Tagging
Creating Custom Tagging Models

Creating Custom Tagging Models in Acadia

Overview

In Acadia, tagging models are essential tools for automatically applying structured labels (tags) to datums within datasets. These models use predefined logic or machine learning algorithms to determine the relevance of topics to specific data points. While Acadia provides some built-in tagging models, the framework also supports the creation of custom tagging models. This capability allows users to tailor the tagging logic to fit specific data characteristics or business requirements.

What is a Custom Tagging Model?

A custom tagging model in Acadia is a user-defined model that implements the Acadia tagging interface. It enables users to define their own logic for how data points in a dataset are tagged with topics. This flexibility is crucial for applications where standard tagging models do not suffice due to unique data types or complex tagging criteria.

Implementing a Custom Tagging Model

To create a custom tagging model, you must define a class that extends the TaggingModel abstract base class (ABC) provided by Acadia. This class must implement the generate_tag_tuples method, which is responsible for generating the tags for each datum in the dataset.

Requirements

  • Inherit from TaggingModel: Your custom model must inherit from the TaggingModel ABC.
  • Implement generate_tag_tuples: You need to provide a concrete implementation of the generate_tag_tuples method, which yields batches of tag tuples.

Understanding TagTupleBatchType and TagContentType

  • TagContentType: This is a dictionary type where each key-value pair represents metadata associated with the tag. The keys (TagContentKey) are strings that denote the attribute names, and the values (TagContentValue) can be any data type relevant to the tagging context.

  • TagTupleType: This tuple represents a single instance of a tag application, consisting of three elements: a Datum object, a Topic object, and a TagContentType dictionary containing the tag's metadata.

  • TagTupleBatchType: A list of TagTupleType instances. This list represents a batch of tags generated by the tagging model in one iteration of the generate_tag_tuples method. Batching helps in processing large datasets efficiently by grouping tag assignments.

Step-by-Step Guide

  1. Import Necessary Classes: Import the TaggingModel ABC from Acadia's tagging models module.
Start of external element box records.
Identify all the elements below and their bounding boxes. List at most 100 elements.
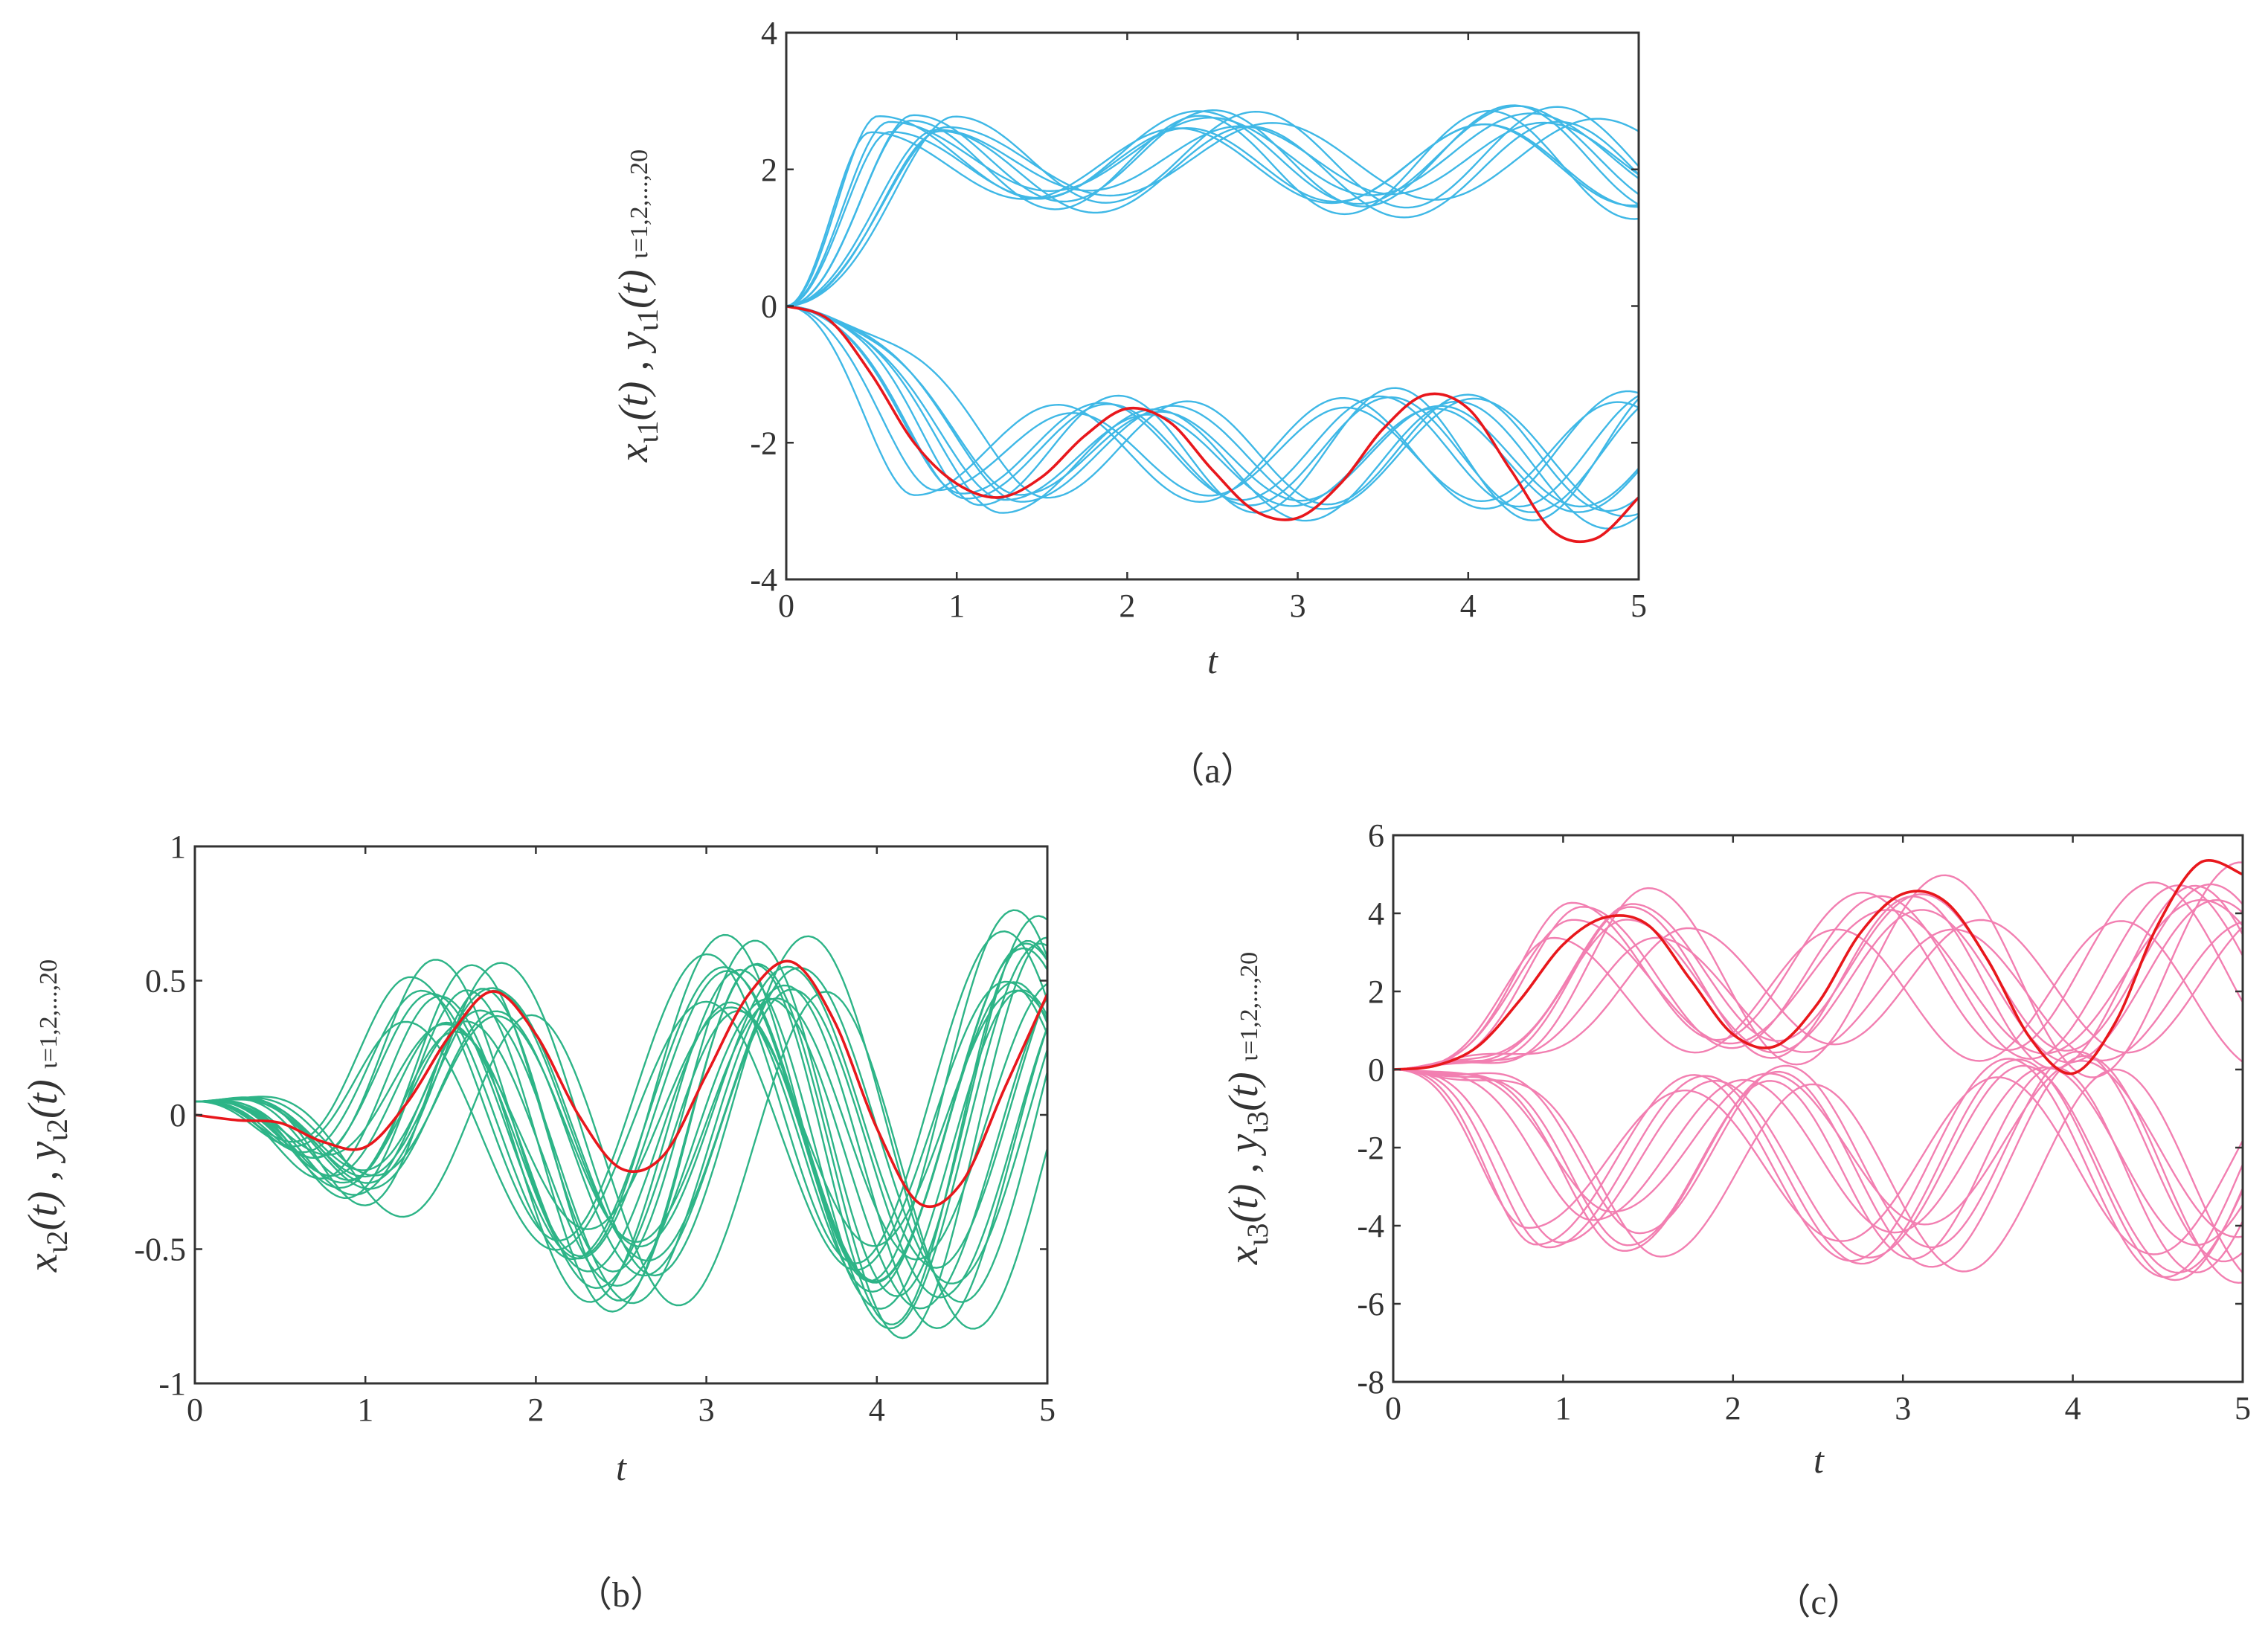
panel-c-ytick-label: -4 (1357, 1208, 1384, 1244)
panel-c-follower-line (1392, 1050, 2243, 1263)
panel-b-follower-line (194, 997, 1049, 1310)
panel-a-xtick-label: 0 (778, 588, 794, 624)
panel-a-follower-line (786, 305, 1639, 512)
panel-c-follower-line (1392, 1055, 2243, 1284)
panel-c-ytick-label: -8 (1357, 1364, 1384, 1400)
panel-a-follower-line (786, 305, 1639, 530)
panel-c-follower-line (1392, 1060, 2243, 1238)
panel-a-lines (786, 104, 1640, 544)
panel-c-lines (1392, 859, 2244, 1284)
panel-b-xtick-label: 2 (527, 1392, 544, 1428)
panel-b-follower-line (194, 988, 1049, 1299)
panel-c-axes-frame (1392, 834, 2244, 1383)
panel-c-follower-line (1392, 884, 2244, 1071)
panel-c-follower-line (1392, 861, 2243, 1078)
panel-b-xtick-label: 3 (698, 1392, 715, 1428)
panel-c-caption: （c） (1775, 1583, 1862, 1622)
panel-a-xtick-label: 3 (1290, 588, 1306, 624)
panel-a-xlabel: t (1207, 640, 1218, 681)
panel-c-follower-line (1392, 883, 2243, 1071)
panel-c-xtick-label: 5 (2235, 1390, 2251, 1427)
panel-c-xtick-label: 0 (1385, 1390, 1401, 1427)
panel-a-xtick-label: 5 (1631, 588, 1647, 624)
panel-a-tick-labels: 0 1 2 3 4 5 -4 -2 0 2 4 (750, 15, 1647, 624)
panel-a-follower-line (786, 123, 1639, 307)
panel-c-ytick-label: 2 (1368, 974, 1384, 1010)
panel-c-follower-line (1392, 881, 2244, 1071)
panel-c-xtick-label: 3 (1895, 1390, 1911, 1427)
panel-b-follower-line (194, 980, 1049, 1271)
panel-a-follower-line (786, 305, 1639, 513)
panel-b-ticks (193, 845, 1049, 1385)
panel-a-follower-line (786, 305, 1639, 510)
panel-a-follower-line (786, 121, 1639, 307)
panel-a-follower-line (786, 109, 1639, 307)
panel-a-xtick-label: 4 (1460, 588, 1477, 624)
panel-c-tick-labels: 0 1 2 3 4 5 -8 -6 -4 -2 0 2 4 6 (1357, 817, 2251, 1427)
panel-c-follower-line (1392, 920, 2243, 1071)
panel-a-ytick-label: -4 (750, 562, 777, 598)
panel-a-leader-line (786, 304, 1640, 544)
panel-a-ytick-label: 0 (761, 289, 777, 325)
panel-a-xtick-label: 2 (1119, 588, 1135, 624)
panel-c-follower-line (1392, 884, 2244, 1071)
panel-c-follower-line (1392, 1068, 2244, 1255)
panel-c-xtick-label: 2 (1725, 1390, 1741, 1427)
panel-a-follower-line (786, 305, 1639, 503)
panel-b-follower-line (194, 939, 1049, 1325)
panel-c-xtick-label: 1 (1555, 1390, 1571, 1427)
panel-c-follower-line (1392, 1058, 2244, 1279)
panel-c-follower-line (1392, 1066, 2244, 1274)
panel-b-ytick-label: -0.5 (134, 1232, 186, 1268)
panel-b-lines (194, 909, 1049, 1339)
panel-a-ticks (785, 31, 1640, 581)
panel-b-tick-labels: 0 1 2 3 4 5 -1 -0.5 0 0.5 1 (134, 829, 1056, 1428)
panel-b-ytick-label: 0 (170, 1097, 186, 1133)
panel-b-follower-line (194, 915, 1048, 1297)
panel-b-xtick-label: 5 (1039, 1392, 1056, 1428)
panel-c-follower-line (1392, 919, 2243, 1071)
panel-a-follower-line (786, 105, 1639, 307)
panel-a-follower-line (786, 120, 1639, 307)
panel-b-xtick-label: 0 (187, 1392, 203, 1428)
panel-b-leader-line (194, 959, 1049, 1209)
panel-c-xtick-label: 4 (2065, 1390, 2081, 1427)
panel-b-follower-line (194, 965, 1049, 1269)
panel-c-leader-line (1392, 859, 2243, 1075)
panel-b-ytick-label: 1 (170, 829, 186, 865)
panel-b-ytick-label: 0.5 (145, 963, 186, 1000)
panel-a-xtick-label: 1 (948, 588, 965, 624)
panel-c-follower-line (1392, 1064, 2244, 1274)
panel-c-follower-line (1392, 1058, 2244, 1281)
panel-b-follower-line (194, 981, 1049, 1293)
panel-b-follower-line (194, 936, 1048, 1339)
panel-c-follower-line (1392, 1068, 2243, 1274)
panel-b-follower-line (194, 947, 1049, 1282)
panel-b-follower-line (195, 930, 1049, 1264)
panel-b-follower-line (194, 989, 1049, 1247)
panel-c-ytick-label: 0 (1368, 1052, 1384, 1088)
panel-c-ticks (1392, 834, 2244, 1383)
panel-b-xtick-label: 1 (357, 1392, 373, 1428)
panel-a-ytick-label: -2 (750, 425, 777, 461)
panel-c-ytick-label: 4 (1368, 895, 1384, 932)
panel-a-follower-line (786, 104, 1639, 307)
panel-a-ytick-label: 4 (761, 15, 777, 51)
panel-b-caption: （b） (576, 1575, 666, 1615)
panel-c-follower-line (1392, 921, 2243, 1071)
panel-a-follower-line (786, 305, 1639, 518)
panel-a-caption: （a） (1169, 751, 1256, 791)
panel-b-ytick-label: -1 (158, 1366, 186, 1402)
panel-b-xlabel: t (616, 1447, 627, 1488)
panel-c-ytick-label: 6 (1368, 817, 1384, 854)
panel-c-ytick-label: -2 (1357, 1130, 1384, 1166)
panel-b-follower-line (194, 984, 1049, 1330)
panel-c-follower-line (1392, 1067, 2244, 1247)
panel-c-ytick-label: -6 (1357, 1286, 1384, 1322)
panel-a-ytick-label: 2 (761, 152, 777, 188)
panel-c-follower-line (1392, 898, 2243, 1071)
    from acadia.models.tagging_models.base import TaggingModel
  2. Define the Custom Model: Define your model by extending TaggingModel. Implement the required methods.

    from typing import Generator, List
    from acadia.database.schemas import Datum, Topic
    from acadia.types import TagTupleBatchType, TagContentType
    from sqlalchemy.orm import Query
     
    class MyCustomTaggingModel(TaggingModel):
        def generate_tag_tuples(
            self, datums: Query, topics: List[Topic]
        ) -> Generator[TagTupleBatchType, None, None]:
            # Implementation of your custom tagging logic
            for datum in datums:
                for topic in topics:
                    # Example logic to determine if a tag should be applied
                    should_tag = some_custom_logic(datum, topic)
                    if should_tag:
                        tag_content = {"example_meta": "value"}
                        yield (datum, topic, tag_content)
  3. Integrate with Acadia: Once your custom model is defined, you can use it just like any built-in model.

    custom_model = MyCustomTaggingModel()
    acadia.tag.tag_datums(dataset, custom_model)

Best Practices

  • Testing: Thoroughly test your custom tagging model with different datasets to ensure it behaves as expected.
  • Performance Optimization: Consider the efficiency of your tagging logic, especially if dealing with large datasets.
  • Documentation: Document your custom model's logic and configurations clearly for maintenance and future modifications.

By creating custom tagging models, users can leverage the full potential of Acadia's tagging capabilities to meet specialized data tagging needs, enhancing the accuracy and relevance of data categorization.

This documentation outlines how users can create and integrate custom tagging models into Acadia, ensuring that they have the tools needed to tailor data tagging processes to their specific needs, with detailed explanations on types involved in the tagging process.